Show that there are at most $\lceil n/2^{h+1} \rceil$ nodes of height $h$ in any $n$-element heap.

First, let's observe that the number of leaves in a heap is $\lceil n/2 \rceil$ (exercise 6.1-7). Let's prove it by induction on $h$.

**Base**: $h = 0$. The number of leaves is $\lceil n/2 \rceil = \lceil n/2^{0+1} \rceil$.

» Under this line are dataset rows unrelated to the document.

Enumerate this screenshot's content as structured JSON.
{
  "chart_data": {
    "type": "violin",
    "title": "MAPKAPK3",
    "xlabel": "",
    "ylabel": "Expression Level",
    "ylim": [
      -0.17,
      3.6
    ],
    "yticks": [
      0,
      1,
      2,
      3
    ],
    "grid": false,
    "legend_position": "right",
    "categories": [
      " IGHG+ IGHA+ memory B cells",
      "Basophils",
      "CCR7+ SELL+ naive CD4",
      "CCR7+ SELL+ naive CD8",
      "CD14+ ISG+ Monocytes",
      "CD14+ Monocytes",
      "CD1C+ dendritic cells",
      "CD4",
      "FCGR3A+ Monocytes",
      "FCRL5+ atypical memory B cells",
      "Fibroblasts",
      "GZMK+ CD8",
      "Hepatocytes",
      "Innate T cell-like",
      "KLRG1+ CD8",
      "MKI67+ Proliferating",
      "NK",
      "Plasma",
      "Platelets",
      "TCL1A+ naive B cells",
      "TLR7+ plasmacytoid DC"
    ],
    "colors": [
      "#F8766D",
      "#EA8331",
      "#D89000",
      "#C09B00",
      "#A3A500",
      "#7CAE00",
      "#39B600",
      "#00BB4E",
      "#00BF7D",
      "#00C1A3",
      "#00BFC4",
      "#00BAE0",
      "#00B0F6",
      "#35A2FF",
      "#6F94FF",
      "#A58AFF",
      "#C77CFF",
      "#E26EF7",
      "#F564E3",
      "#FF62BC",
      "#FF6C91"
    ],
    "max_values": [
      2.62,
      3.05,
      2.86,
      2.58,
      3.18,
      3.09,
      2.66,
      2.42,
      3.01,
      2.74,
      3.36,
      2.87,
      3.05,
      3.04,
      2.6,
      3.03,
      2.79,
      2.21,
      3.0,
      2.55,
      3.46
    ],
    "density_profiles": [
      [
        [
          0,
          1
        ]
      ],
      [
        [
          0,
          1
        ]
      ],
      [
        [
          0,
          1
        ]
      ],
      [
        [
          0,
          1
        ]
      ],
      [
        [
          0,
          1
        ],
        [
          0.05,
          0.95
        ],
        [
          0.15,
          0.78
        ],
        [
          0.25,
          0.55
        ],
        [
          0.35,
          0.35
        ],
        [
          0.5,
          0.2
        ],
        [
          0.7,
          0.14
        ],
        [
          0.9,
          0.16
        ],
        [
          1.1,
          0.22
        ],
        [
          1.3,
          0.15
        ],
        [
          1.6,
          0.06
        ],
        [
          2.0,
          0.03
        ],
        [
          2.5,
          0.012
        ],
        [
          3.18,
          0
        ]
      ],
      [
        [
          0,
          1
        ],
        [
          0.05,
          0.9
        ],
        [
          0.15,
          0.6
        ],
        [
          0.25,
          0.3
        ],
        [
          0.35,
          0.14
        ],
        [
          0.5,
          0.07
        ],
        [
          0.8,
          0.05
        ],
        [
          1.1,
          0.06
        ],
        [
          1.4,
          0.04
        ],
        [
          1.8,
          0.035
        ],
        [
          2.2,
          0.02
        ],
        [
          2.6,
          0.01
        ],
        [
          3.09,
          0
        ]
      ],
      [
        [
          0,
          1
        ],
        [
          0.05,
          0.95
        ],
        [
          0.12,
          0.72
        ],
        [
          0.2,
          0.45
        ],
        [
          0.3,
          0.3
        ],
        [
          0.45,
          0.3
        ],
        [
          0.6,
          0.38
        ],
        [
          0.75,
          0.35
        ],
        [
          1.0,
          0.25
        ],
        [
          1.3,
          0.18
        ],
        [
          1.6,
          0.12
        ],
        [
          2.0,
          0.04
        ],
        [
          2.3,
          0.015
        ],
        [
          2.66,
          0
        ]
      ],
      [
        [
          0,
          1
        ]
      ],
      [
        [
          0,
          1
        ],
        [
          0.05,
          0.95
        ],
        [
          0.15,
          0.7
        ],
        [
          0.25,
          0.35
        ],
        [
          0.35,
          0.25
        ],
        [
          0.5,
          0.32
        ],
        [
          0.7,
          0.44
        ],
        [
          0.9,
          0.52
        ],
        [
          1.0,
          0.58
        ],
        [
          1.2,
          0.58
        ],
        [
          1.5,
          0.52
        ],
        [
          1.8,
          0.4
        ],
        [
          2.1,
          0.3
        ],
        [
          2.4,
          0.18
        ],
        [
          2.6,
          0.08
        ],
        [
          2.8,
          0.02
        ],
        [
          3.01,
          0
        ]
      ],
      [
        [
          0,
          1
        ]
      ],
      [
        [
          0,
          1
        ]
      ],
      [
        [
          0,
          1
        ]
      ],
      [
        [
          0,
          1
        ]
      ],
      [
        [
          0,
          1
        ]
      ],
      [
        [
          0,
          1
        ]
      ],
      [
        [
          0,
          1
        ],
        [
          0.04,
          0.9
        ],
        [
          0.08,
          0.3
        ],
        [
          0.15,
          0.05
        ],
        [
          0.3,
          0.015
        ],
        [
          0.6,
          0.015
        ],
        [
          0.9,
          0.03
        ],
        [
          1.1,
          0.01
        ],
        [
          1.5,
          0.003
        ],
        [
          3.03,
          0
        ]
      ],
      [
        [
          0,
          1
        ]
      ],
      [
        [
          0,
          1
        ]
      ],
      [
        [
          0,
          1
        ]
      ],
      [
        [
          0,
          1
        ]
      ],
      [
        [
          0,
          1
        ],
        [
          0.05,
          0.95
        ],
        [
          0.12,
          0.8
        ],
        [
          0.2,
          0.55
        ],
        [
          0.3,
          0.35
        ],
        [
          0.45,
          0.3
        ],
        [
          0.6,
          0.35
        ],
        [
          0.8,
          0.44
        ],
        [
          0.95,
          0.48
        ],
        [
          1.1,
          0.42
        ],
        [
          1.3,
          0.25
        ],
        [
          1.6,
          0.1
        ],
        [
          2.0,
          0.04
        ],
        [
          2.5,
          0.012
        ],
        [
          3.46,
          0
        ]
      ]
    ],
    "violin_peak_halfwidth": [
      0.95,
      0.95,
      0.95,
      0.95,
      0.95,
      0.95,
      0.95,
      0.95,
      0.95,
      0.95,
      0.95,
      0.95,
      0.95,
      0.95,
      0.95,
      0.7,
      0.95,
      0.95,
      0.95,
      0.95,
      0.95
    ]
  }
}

**Step**: Let's assume it holds for nodes of height $h-1$. Let's take a tree
and remove all it's leaves. We get a new tree with $n - \lceil n/2 \rceil =
\lfloor n/2 \rfloor$ elements. Note that the nodes with height $h$ in the old
tree have height $h-1$ in the new one.

We will calculate the number of such nodes in the new tree. By the inductive assumption we have that $T$, the number of nodes with height $h-1$ in the new tree, is:

$$ T = \bigg\lceil \lfloor n/2 \rfloor / 2^{h-1+1} \bigg\rceil < \bigg\lceil (n/2)/2^h \bigg\rceil = \bigg\lceil \frac{n}{2^{h+1}} \bigg\rceil $$

As mentioned, this is also the number of nodes with height $h$ in the old tree.